To handle even these relatively modest implementations of ray tracing, Nvidia’s RTX 20-series graphics cards introduced hardware specifically built for ray tracing.
Now, all RTX cards support ray tracing, and the most recent RTX 40-series GPUs have yet another way to cheat performance. SER, or Shader Execution Reordering, is available on the RTX 4090 and RTX 4080, and Nvidia says it can boost performance by 25% in games with ray tracing. It works by reordering when the ray tracing instructions are processed by the GPU, optimizing the task for the computational power available.
Although the early days of ray tracing were rough, Nvidia’s recent cards have been much better performers. With SER in the next generation, along with DLSS 3, we may see ray tracing that doesn’t tank your frame rate.
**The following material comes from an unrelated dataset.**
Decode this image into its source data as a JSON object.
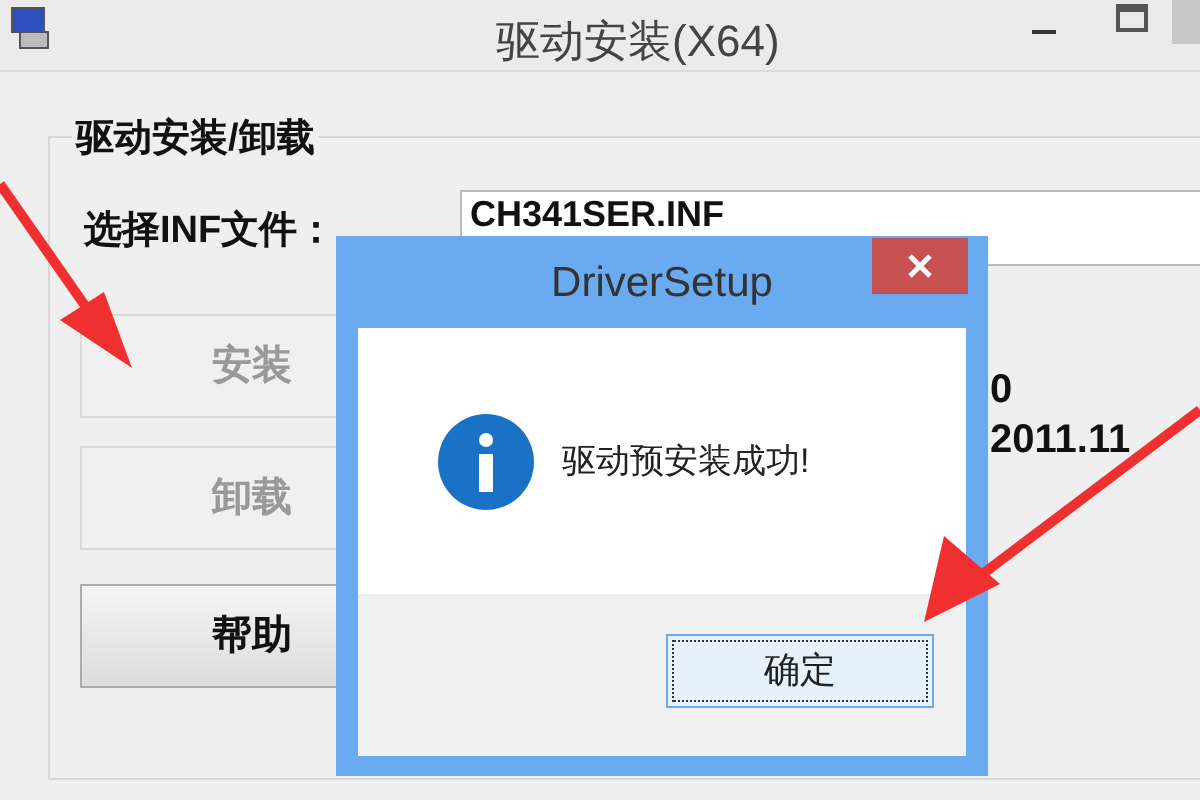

Nvidia’s ray tracing method isn’t the only option available, though. There are also Reshade “path tracing” post-processing effects that deliver comparable visuals without anything like the same performance hit.
AMD has options for ray tracing now, too, which we’ll get to next.
You’ll still want a powerful graphics card for ray tracing no matter the implementation, but as the technique catches on with game developers, we may see a broader array of supporting hardware at much more affordable prices.
AMD has struggled over the past few years to deliver hardware-accelerated ray tracing, but that changed with the launch of the RX 6800, 6800 XT, and 6900 XT. These new cards feature DirectX 12 ray tracing support and deliver excellent performance, even if AMD isn’t quite on Nvidia’s level in the ray-tracing department (read our RX 6800 XT versus RTX 3080 and RX 6900 XT versus RTX 3090 comparisons for more).
That hardly comes as a surprise, considering the Big Navi architecture powering AMD’s RX 6000 cards is very much a first-generation of ray-tracing acceleration. It’s the same architecture that powers the visuals in the PlayStation 5 and Xbox Series X, catering to a lower tier of performance overall than Nvidia’s flagship cards. However, because ray tracing is a standout feature on next-gen consoles, we expect better support and optimizations moving forward. In the near future, we will see the debut of AMD FidelityFX Super Resolution (FSR) for gaming PCs and also the latest versions of Microsoft Xbox.
You’ll need a recent — and expensive — graphics card to see ray tracing at home. Hardware-accelerated ray tracing is only available on Nvidia RTX GPUs or on AMD’s RX 6000-series GPUs. GTX 10-series and 16-series cards support ray tracing but lack the RT cores to make it comfortably playable.
If you expect to play at resolutions above 1080p and with frame rates of 60 fps or more, your best bet is to splurge for a top-of-the-line graphics card. At 4K, the RTX 3080 and RX 6800 XT are the standout cards, but you can get by with an RTX 3070 or RX 6800 if you’re willing to move to 1440p in certain titles.
There’s a limited selection of ray tracing-enabled games, but the number is growing. Top examples of ray tracing include early RTX demos, like Battlefield V, Shadow of the Tomb Raider, and Metro Exodus. More recent games like Control and MechWarrior 5: Mercenaries also look compelling. Stay in the Light is an indie horror game built using ray-traced shadows and reflections. The remastered Quake II with RTX ray tracing is another fantastic example.
There are fewer ray tracing games on the market, but the industry grows. As the PlayStation 5 and Xbox Series X begin advertising ray tracing, competitors will soon follow. The multi-platform game Watch Dogs 2 is different from the new Watch Dogs: Legion, as the new game has initiated ray tracing to work on consoles and computers.
Try using UL Benchmark’s Port Royal ray tracing to determine if your PC will work with ray tracing.